Un ejemplo cotidiano: los llamados que alguien recibe de un banco, del que nunca pasó siquiera por la puerta, ofreciendo abrir una cuenta, o un préstamo. ¿De dónde sale la información si la persona nunca se la dio a ese banco? Pues bien. Alcanza con habérsela dado a cualquier otro.

Para conocerte mejor
El informe de la CNIL sostiene que la premisa de este vouyerismo comercial es que las empresas sepan absolutamente todo sobre sus potenciales consumidores. “Conoce a tu cliente como a ti mismo”. Para ello hay diversos métodos: American On Line aumentó sus ganancias gracias al rubro “otros ingresos”, que no es otra cosa que la venta de datos, y Doubleclick, una empresa especializada en la publicidad virtual, envía a cada internauta que ingresa su página un cookie (“galletita”, una especie de grabador invisible) que se ocupa de registrar todos los sitios que visita durante un año.
Claro que la proliferación de estos sistemas no es tan nueva. La empresa norteamericana Abacus se encarga desde hace años de juntar todas las compras hechas por correspondencia y ya tiene (y comercializa) un banco de datos con más de cien millones de personas.
Es así. Los satélites, los soplones y la SIDE existen desde mucho antes, y María Antonieta no iba sola ni siquiera al baño. Dicen que merced a Echelon espiaron al Papa, a la Madre Teresa y a Bill Clinton entre otras celebridades. En todo caso, ¿alguien supone que antes de la red no los espiaban?

Ahora puede apagar
su computadora
Cuando el Parlamento Europeo descubrió a Echelon, la argumentación de Estados Unidos fue que la utilizaban para detectar grupos terroristas y narcotraficantes; como en los guiones de sus películas. Cuatro años después, los ataques terroristas continúan y los consumidores de drogas son cada vez más.
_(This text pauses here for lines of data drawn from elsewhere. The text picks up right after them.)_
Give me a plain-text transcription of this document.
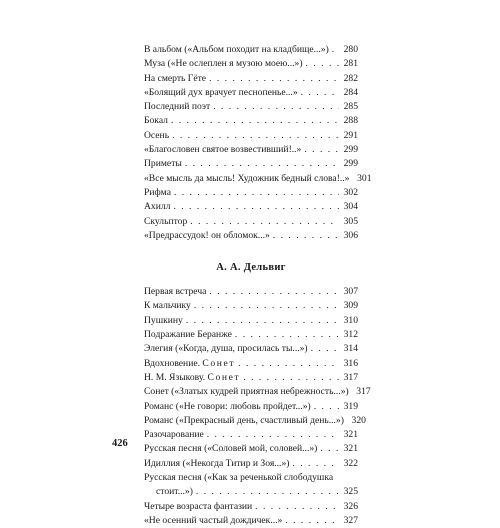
В альбом («Альбом походит на кладбище...») . . . 280
Муза («Не ослеплен я музою моею...») . . .	281
На смерть Гёте . . .	282
«Болящий дух врачует песнопенье...» . . .	284
Последний поэт . . .	285
Бокал . . .	288
Осень . . .	291
«Благословен святое возвестивший!..» . . .	299
Приметы . . .	299
«Все мысль да мысль! Художник бедный слова!..» 301
Рифма . . .	302
Ахилл . . .	304
Скульптор . . .	305
«Предрассудок! он обломок...» . . .	306
А. А. Дельвиг
Первая встреча . . .	307
К мальчику . . .	309
Пушкину . . .	310
Подражание Беранже . . .	312
Элегия («Когда, душа, просилась ты...») . . .	314
Вдохновение. Сонет . . .	316
Н. М. Языкову. Сонет . . .	317
Сонет («Златых кудрей приятная небрежность...») 317
Романс («Не говори: любовь пройдет...») . . .	319
Романс («Прекрасный день, счастливый день...») 320
Разочарование . . .	321
Русская песня («Соловей мой, соловей...») . . .	321
Идиллия («Некогда Титир и Зоя...») . . .	322
Русская песня («Как за реченькой слободушка
стоит...») . . .	325
Четыре возраста фантазии . . .	326
«Не осенний частый дождичек...» . . .	327
426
Y se siguen mandando mensajes entre ellos por correo electrónico.
La razón de ser de Echelon no son los usuarios comunes ni los seres humanos con pensamientos “peligrosos”, sino la rivalidad que sostienen las mayores potencias del planeta por el control del mercado. Al internauta promedio, en cambio, le está reservado un lugar mucho menos relevante: el de un potencial consumidor de todo aquello que se pueda vender.